Trust center

Transparency is our policy

We understand that you must be able to entrust your chosen marketing automation provider with one of your most valuable assets – data. To gain that trust, we continue to invest in technology and resources to build security and privacy into our platform. We operate a policy of transparency and aim to provide you with the information you need to feel confident in using Engagement Cloud.

Global presence

The dotdigital platform is currently hosted in three different regions across the globe.  Clients can choose from our Europe, USA, and Australia instances. Data is held within your chosen region, allowing our customers to achieve higher performance and comply with local data protection requirements.

Our infrastructure team

We’ve worked hard to ensure our infrastructure and the team behind it are world-class.
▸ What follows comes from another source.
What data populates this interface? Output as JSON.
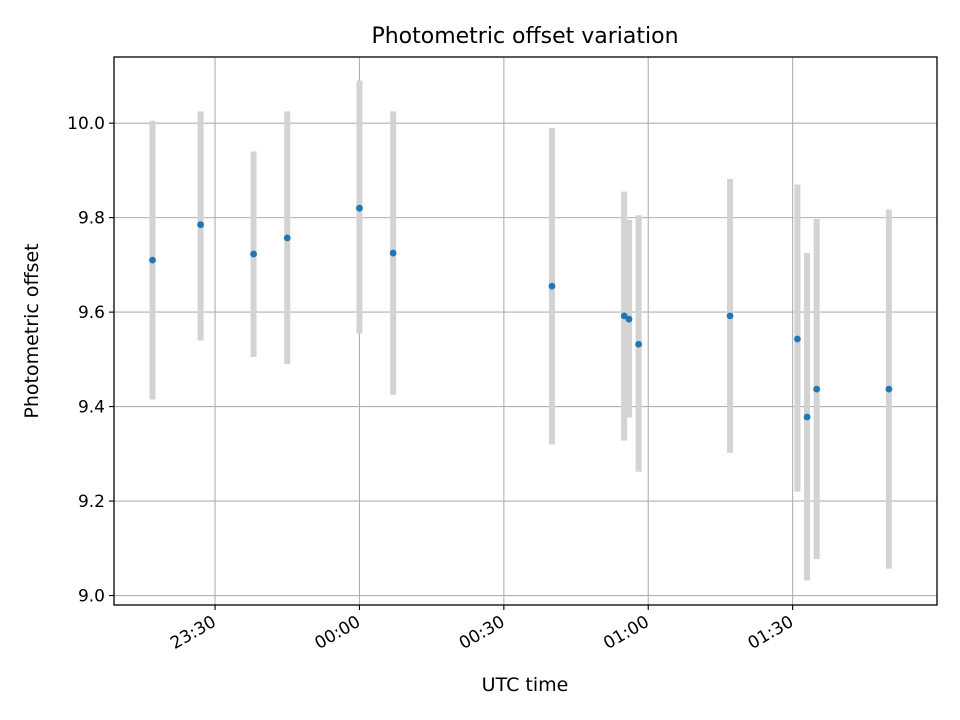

We move quickly, with continuous investment in new hardware and solutions. This is all backed up by our information security and data management policies, giving you the confidence to grow.

• We are Cyber Essentials Plus Certified
• We use secure data centres within the EU, USA, or Australia.  Your account will be homed to one of these regions depending on your location. All hold a broad set of industry standard accreditations such as ISO27001 and ISO9001
• Our data centres are connected to the internet with redundant internet links and bandwidth can be easily upgraded on requirement.
• There is redundancy at every component and service level, as well as spare capacity, so we can scale our servers on demand. This means dotdigital can continue to run for prolonged periods even after experiencing major component failures, and we don’t run out of space.
• New dotdigital employees are DBS checked
• Our infrastructure is protected by firewall clusters and all management access requires two-factor authentication.
• We make use of leading cloud providers and content distribution networks to host our email images.
• Virus scan technology is implemented throughout our infrastructure.
• Annual independent security assessments are performed.
• An ongoing vulnerability scanning, and management program is in place.
• Machines are built from approved hardened images and verified in third party security assessments.
• A monthly patching cycle is in place to insure the latest security updates have been applied
• We have restore points for critical data taken every 5 minutes. Backup data is securely kept at same geographic regions, yet sufficiently distant to ensure data is not lost in the event of a disaster, whilst complying with local data protection regulation.
• We employ skilled information security and data privacy specialists in our team to ensure security is always a priority.
• EU Model Contracts are in place between dotdigital and its subsidiaries, as well as subcontractors processing data.
• Role based permissions are used to control staff access to systems and data.
• Management access to infrastructure is tightly controlled and employs multi-factor authentication protection.

Protection of our platform

Engagement Cloud employs various encryption, authentication, and verification techniques throughout the sign-up, campaign set-up, build, and sending process.

• Data is transferred over TLS.
• Data is secured at rest using AES encryption.
• The platform employs anti-DoS and DDoS technology.
• Access to the platform is through a web form login with optional two-factor authentication.
• All users of the dotdigital platform are required to change their passwords every 90 days.
• Passwords are one-way hashed.
• Our web login page and API enforces rate limiting to protect against brute force attacks.
• Your account access rights (import, export, read, write and send) are configurable to your needs and managed by your administrator user.
• All your users are set up in the platform by your administrator user. Verification is by email and SMS.
• All data is virus scanned when uploaded to the platform.
• Our Watchdog service constantly monitors customer contact uploads. If these change from a usual pattern it automatically stops uploading. This process also protects our customers from sending to spam traps that can affect delivery.
• Emails campaigns are sent using opportunistic TLS, using authentication and validation systems such as DKIM and DMARC
• Payment processes are fully PCI-DSS compliant
• Campaign links are checked against lists of high-risk domains to prevent malicious use of the platform.

The dotdigital Engagement Cloud platform employs the use of Cloud Service Providers in order to provide a responsive and scalable service.  To safeguard the confidentiality, integrity and availability of data, only industry leading providers with state-of-the-art facilities are used.  Contracts including security requirements are in place, including Data processing Agreements, and EU Model Contracts.

​Microsoft Azure, and the Google Cloud Platform is used to host infrastructure that powers the dotdigital Engagement Cloud.  Depending on the location of your account, data will be stored in one of 3 regions.

1. The Engagement Cloud EU region utilises the Microsoft Azure North and West Europe facilities, and Google’s Europe region.
2. The Engagement Cloud US region utilises the Microsoft Azure Central US, and East US 2 facilities, and Google’s Americas region.
3. The Engagement Cloud Australia region utilises the Microsoft Azure Australia East. and Australia SouthEast facilities, and Google’s Sydney facility.

For more information on the physical locations of these facilities please refer to these Microsoft and Google articles.

NOTE: The Live Chat and SMS features are powered by aforementioned infrastructure hosted in the EU.  Clients in all regions are able to enable these features, but should be aware that data collected and used by these features will be stored and processed in the EU.

Maintained support

In order to maintain a stable platform, it may become necessary in certain circumstances to permit system access to Dell, Microsoft, and its agents.